Um einer gerichtlichen Schließung des ältesten AKWs der Welt in Beznau zuvorzukommen, hatte die Schweizer Landesregierung im Februar 2019 die vom ENSI angestrebten Änderungen der Strahlenschutzbestimmungen mittels Revision der Kernenergieverordnung ohne Rücksicht auf den geltenden Bevölkerungsschutz durchgeführt. Damit wurden die Grenzwerte im Strahlenschutz bei Atomunfällen erheblich verschlechtert und noch legitimiert. Einerseits ist nicht mehr das Risiko für die Bevölkerung entscheidend, sondern nur die Ursache der Freisetzung. Diese ist das einzige Kriterium zur gesetzlichen Außerbetriebnahme eines AKWs in der Schweiz. Das sind nach den neuen Regelungen Ausfälle in der Gewährleistung der Kernkühlung. Andererseits lässt die neue Verordnung zu, dass Ereignisse mit einer Häufigkeit von 1:10, also durchschnittlich alle zehn Jahre vorkommen können, zu einer Verstrahlung der Bevölkerung von 100 Millisievert und mehr führen dürfen, sofern sie nicht durch ein Versagen der Kernkühlung verursacht sind. Ansonsten gilt der Höchstwert von 100 Millisievert für Ereignisse, wie sie alle 10.000 Jahre vorkommen. (Quelle: Schweizerische Energiestiftung)

Eine Verstrahlung der Bevölkerung von 100 Millisievert entspricht einer Notfallexpositionssituation – diese kann die Bevölkerung langfristig – also für mehrere Jahrzehnte – treffen und ihr bisheriges Leben unmöglich machen. Wie die Unfälle von Tschernobyl und Fukushima zeigen, ist der Übergang von einer „Notfallexpositionssituation“ zu einer „bestehenden Expositionssituation“ einzig eine Definitionsfrage. Hier werden die Grundsätze des Strahlenschutzes (Rechtfertigung, Dosisbegrenzung, Optimierung) und des Vorsorgeprinzips missachtet. Bei einem Störfall wären die Konsequenzen europaweit dramatisch. Nach einem Super-GAU der Schweizer Atomreaktoren wären laut der Untersuchungsergebnisse des Genfer Biosphäreninstituts über hunderttausend Strahlenopfer in Europa zu erwarten – der größte Teil wahrscheinlich in einem der Nachbarländer. Die sozialen ökologischen und ökonomischen Folgen wären von keinem Staat zu bewältigen.

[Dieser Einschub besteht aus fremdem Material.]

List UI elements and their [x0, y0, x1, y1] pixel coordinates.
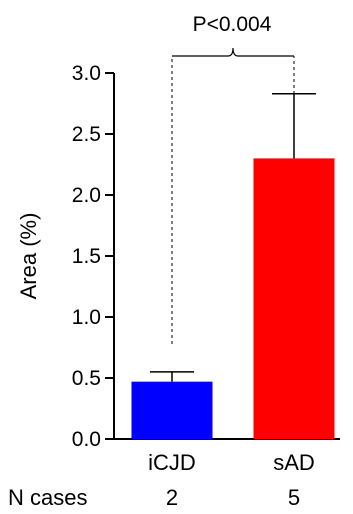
bars — [131, 92, 335, 439]
y-axis-label: Area (%) — [16, 213, 41, 300]
bracket-curly — [172, 47, 294, 57]
x-tick-label-icjd: iCJD — [148, 450, 196, 475]
p-value-annotation: P<0.004 — [193, 13, 272, 36]
n-cases-label: N cases — [8, 485, 87, 510]
y-tick-label: 3.0 — [72, 62, 101, 85]
y-tick-label: 2.5 — [72, 123, 101, 146]
y-tick-label: 0.5 — [72, 367, 101, 390]
bar-icjd — [131, 381, 213, 439]
y-ticks: 0.0 0.5 1.0 1.5 2.0 2.5 3.0 — [72, 62, 114, 451]
significance-bracket — [171, 47, 295, 344]
bar-sad — [253, 158, 335, 439]
y-tick-label: 0.0 — [72, 428, 101, 451]
y-tick-label: 2.0 — [72, 184, 101, 207]
y-tick-label: 1.5 — [72, 245, 101, 268]
y-tick-label: 1.0 — [72, 306, 101, 329]
n-cases-value-icjd: 2 — [166, 485, 178, 510]
x-tick-label-sad: sAD — [273, 450, 315, 475]
n-cases-value-sad: 5 — [288, 485, 300, 510]
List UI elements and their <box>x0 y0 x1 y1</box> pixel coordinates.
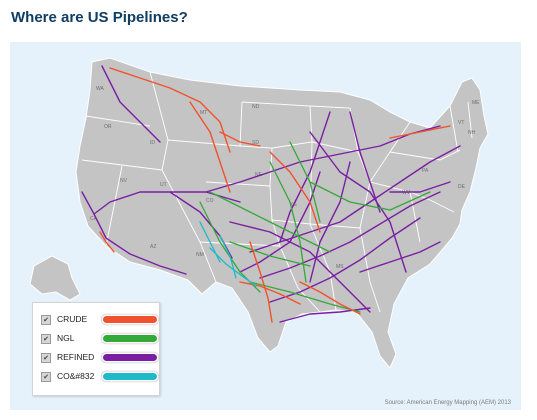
state-label-nh: NH <box>468 130 476 136</box>
checkbox-crude[interactable]: ✔ <box>41 315 51 325</box>
state-label-az: AZ <box>150 244 156 250</box>
state-label-pa: PA <box>422 168 429 174</box>
legend-swatch-co2 <box>103 373 157 380</box>
state-label-nv: NV <box>120 178 128 184</box>
legend-item-co2[interactable]: ✔ CO&#832 <box>41 370 157 384</box>
legend-swatch-ngl <box>103 335 157 342</box>
checkbox-co2[interactable]: ✔ <box>41 372 51 382</box>
state-label-mt: MT <box>200 110 207 116</box>
checkbox-refined[interactable]: ✔ <box>41 353 51 363</box>
alaska <box>29 255 81 301</box>
state-label-ut: UT <box>160 182 167 188</box>
legend-item-refined[interactable]: ✔ REFINED <box>41 351 157 365</box>
page-title: Where are US Pipelines? <box>11 9 188 26</box>
state-label-nd: ND <box>252 104 260 110</box>
state-label-nm: NM <box>196 252 204 258</box>
state-label-sd: SD <box>252 140 259 146</box>
crude-pipelines <box>99 67 451 323</box>
state-label-id: ID <box>150 140 155 146</box>
state-labels: WA OR ID MT ND SD NE NV UT CO CA AZ NM M… <box>90 86 480 270</box>
state-label-ms: MS <box>336 264 344 270</box>
state-label-ca: CA <box>90 216 98 222</box>
state-label-co: CO <box>206 198 214 204</box>
state-label-me: ME <box>472 100 480 106</box>
state-label-de: DE <box>458 184 466 190</box>
legend-label-crude: CRUDE <box>57 314 88 324</box>
pipeline-lines <box>81 65 461 323</box>
legend-swatch-refined <box>103 354 157 361</box>
legend-item-crude[interactable]: ✔ CRUDE <box>41 313 157 327</box>
legend-swatch-crude <box>103 316 157 323</box>
state-label-wa: WA <box>96 86 105 92</box>
state-label-vt: VT <box>458 120 464 126</box>
checkbox-ngl[interactable]: ✔ <box>41 334 51 344</box>
state-label-wv: WV <box>402 190 411 196</box>
ngl-pipelines <box>199 141 431 313</box>
state-label-or: OR <box>104 124 112 130</box>
legend-label-ngl: NGL <box>57 333 75 343</box>
co2-pipelines <box>199 221 257 287</box>
legend-label-co2: CO&#832 <box>57 371 95 381</box>
source-note: Source: American Energy Mapping (AEM) 20… <box>384 400 511 406</box>
pipeline-map[interactable]: WA OR ID MT ND SD NE NV UT CO CA AZ NM M… <box>10 42 521 410</box>
legend: ✔ CRUDE ✔ NGL ✔ REFINED ✔ CO&#832 <box>32 302 160 396</box>
legend-label-refined: REFINED <box>57 352 95 362</box>
legend-item-ngl[interactable]: ✔ NGL <box>41 332 157 346</box>
us-map-svg[interactable]: WA OR ID MT ND SD NE NV UT CO CA AZ NM M… <box>10 42 521 410</box>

Nach neuesten epidemiologischen Studien werdem die Auswirkungen der Strahlung im Niedrigdosisbereich auch von der Internationalen Strahlenschutzkommission (ICRP) um den Faktor 10 bis über 100 unterschätzt – eine Überarbeitung der internationalen Schutzrichtlinien ist dringend erforderlich. Auch in der Schweiz wäre die Anerkennung wissenschaftlicher Erkenntnisse zu ionisierender Strahlung ein wichtiger Schritt – so Claudio Knüsli von der PSR/IPPNW Schweiz anlässlich des 35. Jahrestages von Tschernobyl.

Claudia Richthammer ist Mitglied des AK Atomenergie.